Over the past 21 years, my parents have spent winters in the Caribbean volunteering at a local hospital. My father happened to be there in 2019 when the pandemic started and has been there ever since. He got vaccinated as soon as possible. Unfortunately, the only vaccine available to him had lower efficacy (63%), compared to those available in America (greater than 90%).

About one month ago he developed Covid symptoms (headache, fevers, body aches, cough, shortness of breath) that were relentless. After quarantine he bought a one way ticket home to Kalispell and made a doctor’s appointment for a few days later. Four days after arriving home my mom found him rolling around on the floor unable to get up. He was diagnosed with a large stroke, blood clots in his lungs and one of his legs. He was ultimately flown to Sacred Heart in Spokane, where we are waiting to see what the future holds. As a carpenter, he was a very active and independent person. Now, we do not know if he will survive or if he will ever walk again.

Covid-19 infection has many degrees of severity and complications. In general, risk factors for more severe disease include unvaccinated status, age and medical problems. Unfortunately, we can’t consider ourself 100% safe from experiencing the possible severe consequences of Covid just because we aren’t “high risk.” While some “low risk” people develop cold/flu symptoms, others develop Covid pneumonia with or without hypoxia (low oxygen levels). This can lead to lung scarring and permanent damage that will have effects for the remainder of one’s life.

Covid also causes many non-respiratory complications, such as that experienced by my father: a hypercoagulable (increased clotting) state. When this happens, blood clots can form in many places, including but not limited to the lungs (pulmonary emboli), extremities (deep vein thrombosis), heart (heart attack), and brain (stroke).

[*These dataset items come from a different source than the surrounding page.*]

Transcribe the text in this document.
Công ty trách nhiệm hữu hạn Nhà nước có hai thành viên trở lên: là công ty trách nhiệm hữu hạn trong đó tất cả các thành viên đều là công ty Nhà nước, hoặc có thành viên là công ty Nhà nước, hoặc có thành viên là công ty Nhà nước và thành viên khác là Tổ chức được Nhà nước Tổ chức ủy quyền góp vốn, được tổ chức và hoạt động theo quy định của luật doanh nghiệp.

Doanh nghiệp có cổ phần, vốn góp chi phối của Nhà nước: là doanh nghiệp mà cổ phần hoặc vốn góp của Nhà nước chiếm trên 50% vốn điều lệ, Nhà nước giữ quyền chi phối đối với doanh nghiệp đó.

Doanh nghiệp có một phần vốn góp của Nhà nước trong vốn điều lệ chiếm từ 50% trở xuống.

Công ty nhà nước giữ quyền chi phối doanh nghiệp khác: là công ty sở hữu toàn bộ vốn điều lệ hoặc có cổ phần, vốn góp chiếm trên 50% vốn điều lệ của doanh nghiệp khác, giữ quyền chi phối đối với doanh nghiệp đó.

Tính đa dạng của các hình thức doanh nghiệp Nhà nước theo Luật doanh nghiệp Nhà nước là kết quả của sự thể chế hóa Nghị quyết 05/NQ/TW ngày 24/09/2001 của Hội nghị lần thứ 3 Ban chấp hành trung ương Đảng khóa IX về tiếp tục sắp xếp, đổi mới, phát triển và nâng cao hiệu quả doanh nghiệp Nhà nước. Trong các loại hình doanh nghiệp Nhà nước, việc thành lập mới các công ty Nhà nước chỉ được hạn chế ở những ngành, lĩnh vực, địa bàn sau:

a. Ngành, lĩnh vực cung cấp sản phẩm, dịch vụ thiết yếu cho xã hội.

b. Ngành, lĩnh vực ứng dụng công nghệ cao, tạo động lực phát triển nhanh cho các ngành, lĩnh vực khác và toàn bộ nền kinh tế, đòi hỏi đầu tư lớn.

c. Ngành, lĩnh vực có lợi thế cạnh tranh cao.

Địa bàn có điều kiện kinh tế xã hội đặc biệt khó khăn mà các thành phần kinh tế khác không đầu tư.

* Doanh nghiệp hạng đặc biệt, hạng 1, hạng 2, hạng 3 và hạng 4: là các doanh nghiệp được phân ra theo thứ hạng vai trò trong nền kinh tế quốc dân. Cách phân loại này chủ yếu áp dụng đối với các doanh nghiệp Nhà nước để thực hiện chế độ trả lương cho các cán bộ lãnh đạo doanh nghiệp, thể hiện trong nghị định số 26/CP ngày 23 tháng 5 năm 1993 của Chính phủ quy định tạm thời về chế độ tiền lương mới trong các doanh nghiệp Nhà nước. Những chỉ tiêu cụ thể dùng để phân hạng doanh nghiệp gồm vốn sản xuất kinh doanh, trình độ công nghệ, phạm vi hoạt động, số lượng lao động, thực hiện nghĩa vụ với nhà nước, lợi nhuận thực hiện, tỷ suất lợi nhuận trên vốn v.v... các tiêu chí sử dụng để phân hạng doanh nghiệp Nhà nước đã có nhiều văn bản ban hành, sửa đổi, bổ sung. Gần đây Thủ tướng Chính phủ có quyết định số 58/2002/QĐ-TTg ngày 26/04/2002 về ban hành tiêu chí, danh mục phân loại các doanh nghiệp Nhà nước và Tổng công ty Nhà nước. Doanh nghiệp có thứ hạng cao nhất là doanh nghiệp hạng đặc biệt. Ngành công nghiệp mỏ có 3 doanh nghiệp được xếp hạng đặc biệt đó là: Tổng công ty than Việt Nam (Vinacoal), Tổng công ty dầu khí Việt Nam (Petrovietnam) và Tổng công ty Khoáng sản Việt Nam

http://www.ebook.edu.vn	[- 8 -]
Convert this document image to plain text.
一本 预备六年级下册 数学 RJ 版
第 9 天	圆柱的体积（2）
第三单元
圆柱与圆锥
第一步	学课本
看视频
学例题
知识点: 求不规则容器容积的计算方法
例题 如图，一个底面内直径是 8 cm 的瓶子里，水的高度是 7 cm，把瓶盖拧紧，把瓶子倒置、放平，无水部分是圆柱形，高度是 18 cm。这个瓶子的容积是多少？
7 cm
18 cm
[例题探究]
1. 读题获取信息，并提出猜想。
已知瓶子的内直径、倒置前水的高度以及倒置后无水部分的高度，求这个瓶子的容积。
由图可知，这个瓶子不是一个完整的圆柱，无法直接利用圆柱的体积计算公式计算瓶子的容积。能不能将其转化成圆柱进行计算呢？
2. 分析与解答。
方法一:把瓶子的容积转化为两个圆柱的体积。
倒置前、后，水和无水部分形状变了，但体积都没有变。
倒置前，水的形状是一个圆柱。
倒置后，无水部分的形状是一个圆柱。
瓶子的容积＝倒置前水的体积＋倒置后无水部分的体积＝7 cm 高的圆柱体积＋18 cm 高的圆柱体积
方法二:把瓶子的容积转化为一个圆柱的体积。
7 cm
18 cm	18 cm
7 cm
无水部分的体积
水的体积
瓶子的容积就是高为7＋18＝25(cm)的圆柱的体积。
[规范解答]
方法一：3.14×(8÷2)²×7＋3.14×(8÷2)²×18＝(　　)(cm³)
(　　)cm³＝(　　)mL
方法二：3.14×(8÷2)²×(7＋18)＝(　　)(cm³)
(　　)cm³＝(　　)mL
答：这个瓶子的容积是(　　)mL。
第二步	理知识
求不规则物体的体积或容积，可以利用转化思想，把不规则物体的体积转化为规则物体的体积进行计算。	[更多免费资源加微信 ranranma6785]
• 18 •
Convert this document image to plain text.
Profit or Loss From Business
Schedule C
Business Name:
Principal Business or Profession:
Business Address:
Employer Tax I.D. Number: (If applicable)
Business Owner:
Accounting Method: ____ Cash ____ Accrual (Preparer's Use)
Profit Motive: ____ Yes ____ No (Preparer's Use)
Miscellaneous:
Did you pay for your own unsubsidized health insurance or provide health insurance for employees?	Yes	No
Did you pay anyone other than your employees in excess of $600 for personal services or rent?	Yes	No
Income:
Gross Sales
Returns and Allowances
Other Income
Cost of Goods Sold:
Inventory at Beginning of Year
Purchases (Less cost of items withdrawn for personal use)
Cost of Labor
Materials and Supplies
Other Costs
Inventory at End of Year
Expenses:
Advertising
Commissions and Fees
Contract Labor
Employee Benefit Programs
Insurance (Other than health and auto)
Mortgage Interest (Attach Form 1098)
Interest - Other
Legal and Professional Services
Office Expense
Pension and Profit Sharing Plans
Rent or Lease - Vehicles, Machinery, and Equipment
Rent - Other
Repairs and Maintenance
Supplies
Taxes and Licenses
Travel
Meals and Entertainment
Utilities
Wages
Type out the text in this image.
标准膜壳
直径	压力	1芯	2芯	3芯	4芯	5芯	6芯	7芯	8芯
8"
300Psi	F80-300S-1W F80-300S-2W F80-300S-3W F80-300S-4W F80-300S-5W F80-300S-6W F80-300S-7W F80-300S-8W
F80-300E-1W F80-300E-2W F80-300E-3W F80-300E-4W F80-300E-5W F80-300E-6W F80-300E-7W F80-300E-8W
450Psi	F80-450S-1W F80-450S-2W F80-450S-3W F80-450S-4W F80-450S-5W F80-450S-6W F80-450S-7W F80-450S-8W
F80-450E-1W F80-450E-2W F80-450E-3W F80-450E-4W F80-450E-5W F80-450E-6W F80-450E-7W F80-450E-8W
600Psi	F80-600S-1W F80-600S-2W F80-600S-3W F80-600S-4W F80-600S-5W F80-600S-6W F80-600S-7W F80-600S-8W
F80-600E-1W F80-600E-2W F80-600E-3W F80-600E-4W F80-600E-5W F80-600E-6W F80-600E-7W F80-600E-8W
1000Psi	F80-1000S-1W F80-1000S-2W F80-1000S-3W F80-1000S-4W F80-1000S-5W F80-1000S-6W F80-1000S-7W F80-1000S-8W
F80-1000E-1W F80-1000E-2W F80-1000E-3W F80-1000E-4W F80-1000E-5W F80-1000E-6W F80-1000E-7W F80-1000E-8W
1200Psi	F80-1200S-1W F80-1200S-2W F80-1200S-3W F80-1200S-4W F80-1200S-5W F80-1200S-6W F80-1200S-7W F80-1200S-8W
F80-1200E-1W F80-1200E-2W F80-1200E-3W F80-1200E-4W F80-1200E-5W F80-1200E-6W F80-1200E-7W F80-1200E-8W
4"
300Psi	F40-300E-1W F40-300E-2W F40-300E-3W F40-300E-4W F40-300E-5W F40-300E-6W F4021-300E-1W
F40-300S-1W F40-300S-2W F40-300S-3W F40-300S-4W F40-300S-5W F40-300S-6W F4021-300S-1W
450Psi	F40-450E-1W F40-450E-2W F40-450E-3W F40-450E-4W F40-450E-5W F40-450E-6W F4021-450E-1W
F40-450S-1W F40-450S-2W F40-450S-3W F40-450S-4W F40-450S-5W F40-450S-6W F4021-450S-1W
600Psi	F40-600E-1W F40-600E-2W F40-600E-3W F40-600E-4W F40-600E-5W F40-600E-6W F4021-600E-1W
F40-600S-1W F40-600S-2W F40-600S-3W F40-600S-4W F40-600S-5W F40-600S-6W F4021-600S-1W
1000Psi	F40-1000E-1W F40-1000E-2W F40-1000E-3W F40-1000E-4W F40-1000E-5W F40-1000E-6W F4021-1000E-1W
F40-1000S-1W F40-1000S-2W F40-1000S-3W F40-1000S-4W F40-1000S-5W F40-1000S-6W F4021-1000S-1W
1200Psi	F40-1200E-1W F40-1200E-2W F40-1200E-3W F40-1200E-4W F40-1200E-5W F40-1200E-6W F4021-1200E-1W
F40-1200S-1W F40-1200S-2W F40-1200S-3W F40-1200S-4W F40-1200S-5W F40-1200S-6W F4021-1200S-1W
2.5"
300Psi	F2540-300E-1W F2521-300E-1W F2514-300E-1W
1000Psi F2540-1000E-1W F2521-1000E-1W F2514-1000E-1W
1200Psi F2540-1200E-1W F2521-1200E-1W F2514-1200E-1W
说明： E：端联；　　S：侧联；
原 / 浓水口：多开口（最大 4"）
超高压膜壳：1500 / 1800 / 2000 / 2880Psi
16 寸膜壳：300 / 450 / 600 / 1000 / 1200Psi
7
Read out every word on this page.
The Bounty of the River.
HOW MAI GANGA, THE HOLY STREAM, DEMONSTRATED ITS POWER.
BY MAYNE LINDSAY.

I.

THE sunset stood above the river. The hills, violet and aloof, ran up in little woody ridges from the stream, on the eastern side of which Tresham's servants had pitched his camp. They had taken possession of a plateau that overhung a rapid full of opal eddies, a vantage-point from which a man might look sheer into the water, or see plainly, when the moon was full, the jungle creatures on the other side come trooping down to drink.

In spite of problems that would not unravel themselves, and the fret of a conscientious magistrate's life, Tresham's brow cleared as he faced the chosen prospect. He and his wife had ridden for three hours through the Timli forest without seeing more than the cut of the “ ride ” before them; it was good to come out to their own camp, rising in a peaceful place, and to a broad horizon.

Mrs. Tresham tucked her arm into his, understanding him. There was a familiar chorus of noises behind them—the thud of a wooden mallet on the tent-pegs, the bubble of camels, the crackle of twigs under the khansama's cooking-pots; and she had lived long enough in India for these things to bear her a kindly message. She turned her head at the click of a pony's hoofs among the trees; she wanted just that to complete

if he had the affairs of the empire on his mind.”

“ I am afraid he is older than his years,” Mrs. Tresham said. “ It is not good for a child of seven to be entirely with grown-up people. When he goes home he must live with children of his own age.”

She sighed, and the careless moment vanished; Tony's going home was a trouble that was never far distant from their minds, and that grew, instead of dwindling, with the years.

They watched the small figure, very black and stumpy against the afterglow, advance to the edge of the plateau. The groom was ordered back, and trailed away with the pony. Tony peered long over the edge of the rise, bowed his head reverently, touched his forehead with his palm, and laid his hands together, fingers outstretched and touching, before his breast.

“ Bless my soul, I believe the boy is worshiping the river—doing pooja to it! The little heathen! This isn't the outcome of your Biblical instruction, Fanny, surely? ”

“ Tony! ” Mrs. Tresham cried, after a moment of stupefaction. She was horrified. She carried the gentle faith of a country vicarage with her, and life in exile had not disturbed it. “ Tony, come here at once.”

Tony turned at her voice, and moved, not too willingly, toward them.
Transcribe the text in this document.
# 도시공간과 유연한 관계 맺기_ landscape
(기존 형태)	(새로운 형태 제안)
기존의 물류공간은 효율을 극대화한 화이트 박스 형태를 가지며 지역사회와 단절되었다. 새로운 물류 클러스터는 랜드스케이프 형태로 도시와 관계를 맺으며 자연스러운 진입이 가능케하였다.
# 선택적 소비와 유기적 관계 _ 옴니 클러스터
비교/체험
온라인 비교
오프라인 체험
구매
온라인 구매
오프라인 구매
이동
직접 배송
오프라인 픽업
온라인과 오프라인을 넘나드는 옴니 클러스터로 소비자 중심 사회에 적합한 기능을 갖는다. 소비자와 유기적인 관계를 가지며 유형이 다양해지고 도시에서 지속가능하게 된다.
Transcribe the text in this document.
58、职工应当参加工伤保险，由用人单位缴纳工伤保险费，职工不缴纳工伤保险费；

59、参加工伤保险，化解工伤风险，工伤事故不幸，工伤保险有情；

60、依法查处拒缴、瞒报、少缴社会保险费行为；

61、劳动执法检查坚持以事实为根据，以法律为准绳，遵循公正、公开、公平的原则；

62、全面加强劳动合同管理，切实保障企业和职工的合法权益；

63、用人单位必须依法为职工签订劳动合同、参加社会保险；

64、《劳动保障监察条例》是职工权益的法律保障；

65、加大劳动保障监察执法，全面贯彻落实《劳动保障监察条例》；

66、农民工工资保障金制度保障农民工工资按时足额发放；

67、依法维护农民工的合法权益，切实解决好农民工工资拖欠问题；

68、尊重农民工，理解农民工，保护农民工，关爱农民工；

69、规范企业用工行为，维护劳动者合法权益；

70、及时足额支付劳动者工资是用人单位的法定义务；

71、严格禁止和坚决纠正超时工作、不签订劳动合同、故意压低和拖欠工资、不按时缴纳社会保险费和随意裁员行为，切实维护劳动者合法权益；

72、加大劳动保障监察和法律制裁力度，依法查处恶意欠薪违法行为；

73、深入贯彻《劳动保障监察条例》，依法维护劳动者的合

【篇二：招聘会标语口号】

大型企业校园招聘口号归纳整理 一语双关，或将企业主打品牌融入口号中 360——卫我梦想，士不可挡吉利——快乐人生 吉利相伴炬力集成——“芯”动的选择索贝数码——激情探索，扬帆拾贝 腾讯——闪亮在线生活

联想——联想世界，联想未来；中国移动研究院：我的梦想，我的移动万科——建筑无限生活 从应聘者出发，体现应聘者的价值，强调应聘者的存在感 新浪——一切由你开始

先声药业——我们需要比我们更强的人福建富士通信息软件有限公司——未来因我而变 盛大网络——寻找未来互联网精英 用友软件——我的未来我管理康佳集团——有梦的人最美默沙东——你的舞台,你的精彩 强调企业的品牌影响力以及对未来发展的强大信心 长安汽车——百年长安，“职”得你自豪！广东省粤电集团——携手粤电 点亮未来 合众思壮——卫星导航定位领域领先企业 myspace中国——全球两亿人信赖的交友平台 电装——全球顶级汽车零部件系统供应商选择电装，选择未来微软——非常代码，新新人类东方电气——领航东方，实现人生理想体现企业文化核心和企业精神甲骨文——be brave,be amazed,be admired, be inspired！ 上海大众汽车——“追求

You’re probably thinking, “Well this guy got Covid and he was vaccinated so why would I get vaccinated?” Data shows that vaccination reduces the risk of developing severe symptoms, complications, hospitalization, as well as transmission. He likely got infected with Covid because of the lower vaccine efficacy and low vaccination rate in the island community (~16% fully vaccinated). He was a huge advocate for vaccination and easily could have been exposed while helping his friends on the island get access to the vaccine.

I was born and raised in this valley. I left after high school and spent 11 years of my life dedicated to medical education (four years of premed, four years of medical school, three years of family medicine residency). I completed my training and started my career one year ago caring for patients who are hospitalized. I have finally achieved my childhood goal of becoming a physician, serving this community and caring for people when they are sick and vulnerable. I can tell you the last year in healthcare has been a living hell.

Burnout, fatigue, lack of empathy, and anger have become daily struggles for many health-care providers. It is so frustrating that despite all the time and effort we have dedicated to learning about the practice of medicine and analyzing data, the majority of the local population (approximately 60% unvaccinated) do not trust us to help them prevent Covid. Instead, people get their health-care misinformation from the news, politicians, the internet, etc. Yet, when they end up with Covid they come running to the hospital saying “save me.”

If you want someone to extract your tooth you go to the dentist. If you have an electrical problem in your house you call an electrician. If you’re going to fly across the country you get on a plane with a licensed pilot.

We went into health care to help the community. We genuinely want people to stay healthy and safe. The data for the Covid vaccine (see Nick Lawyer’s letter to the editor on Sept. 20) is far better than the medications used to treat Covid. Vaccines are safe and reduce transmission and severity of disease. Why don’t you believe us?

Health care across the country and world is in a state of crisis. Many hospitals are understaffed and overcapacity. The vast majority of patients hospitalized with Covid are unvaccinated. As heath care providers we are doing our best in the pandemic to keep you and your loved ones alive. We ask that you do your part in this pandemic to help prevent Covid infection and hospitalizations through the following:

• Vaccination

• Social distancing

• Wearing a mask

If you choose not to do these things and end up with Covid, realize that you are willingly and knowingly exposing everyone in healthcare and their families to the virus. You are willingly and knowingly exposing your family, friends and strangers. You are essentially walking around blindfolded with a loaded gun pulling the trigger as you go about your day. Sometimes you will miss, sometimes you will graze someone’s arm, other times you will cause longterm complications and disability, and sometimes you will lead to someone’s death.

Dr. Stella Hutchins is a physician at Logan Health. She lives in Happy Valley.